I pushed myself hard every session.
And for a while?
I was making progress.
Then I hit a wall.
No matter how many reps I cranked out or how much I sweated, my body just… stopped changing.
I kept tweaking my routine, adding more exercises, training longer….
But the lean muscle definition I wanted never came.
At first, I thought I just needed to train harder.
But that only left me exhausted and frustrated.
That’s when I realised: I wasn’t missing effort.
I was missing technique.
See, here’s what nobody tells you about suspension training…
Most apps, YouTube videos, and “TRX certified” instructors teach what I call “Movement-Centric Technique.”
It looks impressive.
You’re pushing, pulling, sweating.
But here’s the problem…
Your bodyweight load is being shared across multiple muscles.
Take a suspension trainer chest press, for example…
With movement-centric technique, you’re just mindlessly pressing forward and back.
Sure, your chest is involved, but so are your shoulders, triceps, back, and even your biceps.
All those muscles are sharing the load.
So your chest only gets about 12% of the work.
Maybe 20% if you’re lucky.
That’s not enough to trigger real muscle growth.
Which is exactly why you can work out consistently for months and see barely any changes in the mirror.

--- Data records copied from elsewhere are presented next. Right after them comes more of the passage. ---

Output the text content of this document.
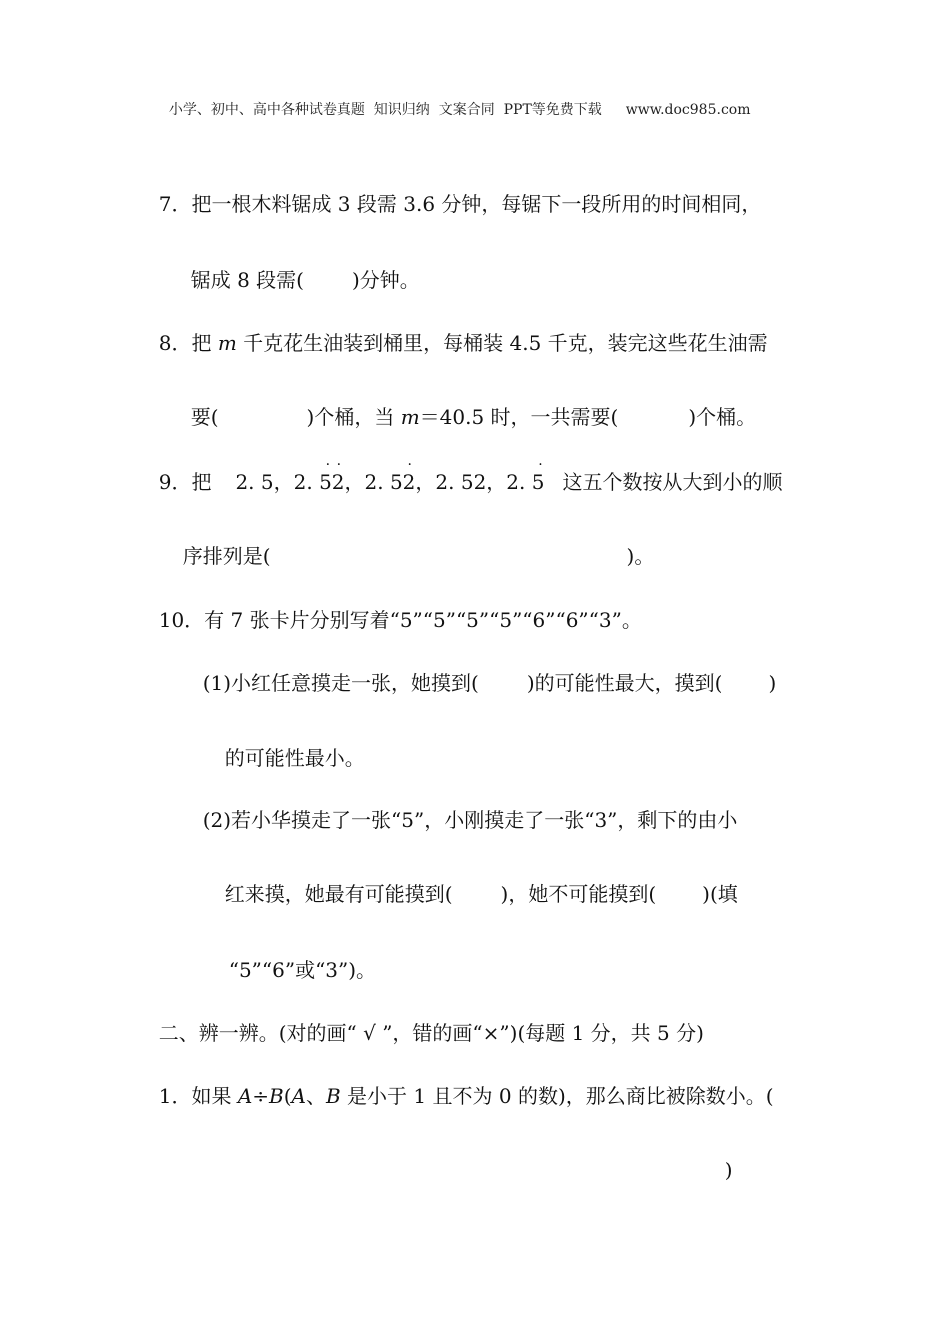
小学、初中、高中各种试卷真题  知识归纳  文案合同  PPT等免费下载 www.doc985.com

7．把一根木料锯成 3 段需 3.6 分钟，每锯下一段所用的时间相同，

锯成 8 段需( )分钟。

8．把 m 千克花生油装到桶里，每桶装 4.5 千克，装完这些花生油需

要(	)个桶，当 m＝40.5 时，一共需要(	)个桶。

9．把 2. 5，2. 52
· ·
，2. 52
·
，2. 52，2. 5
·
这五个数按从大到小的顺

序排列是(	)。

10．有 7 张卡片分别写着“5”“5”“5”“5”“6”“6”“3”。

(1)小红任意摸走一张，她摸到( )的可能性最大，摸到( )

的可能性最小。

(2)若小华摸走了一张“5”，小刚摸走了一张“3”，剩下的由小

红来摸，她最有可能摸到( )，她不可能摸到( )(填

“5”“6”或“3”)。

二、辨一辨。(对的画“ √ ”，错的画“×”)(每题 1 分，共 5 分)

1．如果 A÷B(A、B 是小于 1 且不为 0 的数)，那么商比被除数小。(

)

Once I understood this, everything clicked.
I started using “Muscle-Centric Technique” instead…
Isolating the specific muscle I wanted to target, using slow controlled movements…

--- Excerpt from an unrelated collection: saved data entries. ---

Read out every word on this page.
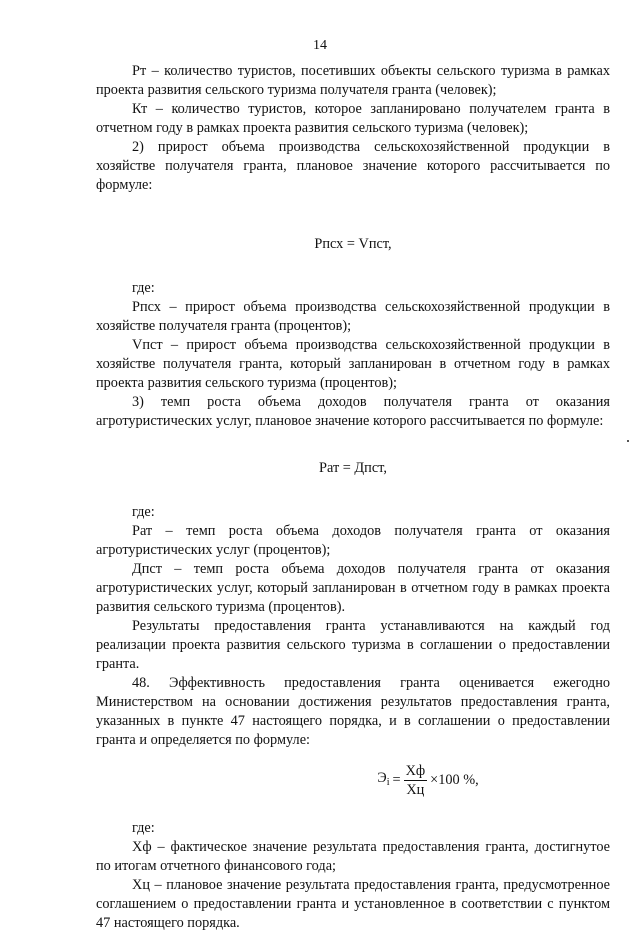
14

Рт – количество туристов, посетивших объекты сельского туризма в рамках проекта развития сельского туризма получателя гранта (человек);

Кт – количество туристов, которое запланировано получателем гранта в отчетном году в рамках проекта развития сельского туризма (человек);

2) прирост объема производства сельскохозяйственной продукции в хозяйстве получателя гранта, плановое значение которого рассчитывается по формуле:

Рпсх = Vпст,

где:

Рпсх – прирост объема производства сельскохозяйственной продукции в хозяйстве получателя гранта (процентов);

Vпст – прирост объема производства сельскохозяйственной продукции в хозяйстве получателя гранта, который запланирован в отчетном году в рамках проекта развития сельского туризма (процентов);

3) темп роста объема доходов получателя гранта от оказания агротуристических услуг, плановое значение которого рассчитывается по формуле:

Рат = Дпст,

где:

Рат – темп роста объема доходов получателя гранта от оказания агротуристических услуг (процентов);

Дпст – темп роста объема доходов получателя гранта от оказания агротуристических услуг, который запланирован в отчетном году в рамках проекта развития сельского туризма (процентов).

Результаты предоставления гранта устанавливаются на каждый год реализации проекта развития сельского туризма в соглашении о предоставлении гранта.

48. Эффективность предоставления гранта оценивается ежегодно Министерством на основании достижения результатов предоставления гранта, указанных в пункте 47 настоящего порядка, и в соглашении о предоставлении гранта и определяется по формуле:

$Э_i = \frac{Хф}{Хц} \times 100$ %,

где:

Хф – фактическое значение результата предоставления гранта, достигнутое по итогам отчетного финансового года;

Хц – плановое значение результата предоставления гранта, предусмотренное соглашением о предоставлении гранта и установленное в соответствии с пунктом 47 настоящего порядка.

And keeping constant tension on that one muscle throughout every rep.
Suddenly, that same chest press became 10 times more challenging.
Because now my chest was doing 80-90% of the work, not 12%.
One muscle handling the majority of load = powerful growth stimulus.
And here’s the best part:
Because the muscle is weaker when isolated, I didn’t need heavy weights or gym equipment to cause a growth stimulus.
Just my bodyweight and a suspension trainer.
Within 3 months of switching to this technique…
I built more lean muscle than I had in years at the gym.
My physique transformed.
My nagging shoulder pain disappeared.
And I was doing it all from my apartment in Tulum, Mexico, with just a suspension trainer and backpack.
It wasn’t about working harder.
It was about working smarter, targeting my muscles the right way.
Most people using suspension trainers go through this exact cycle.
They follow the “movement-centric” workouts everyone teaches…
Put in serious effort…
Then hit a frustrating plateau where nothing seems to work…
And either they keep grinding in the wrong direction or they give up completely, convinced suspension training “doesn’t build lean muscle.”
But the real issue isn’t the tool.
It’s the technique.
Once you learn to isolate your muscles properly…
To place your mind inside the muscle and squeeze it powerfully throughout every rep…
Suspension training becomes one of the most effective ways to build lean functional muscle from anywhere.
No gym needed. No rigid schedule.
Just you, a suspension trainer, and the right approach.
Remember…
Your muscles don’t know where you are or what you’re holding.
They only know the tension you place on them.
Learn to create that tension the right way, and everything changes.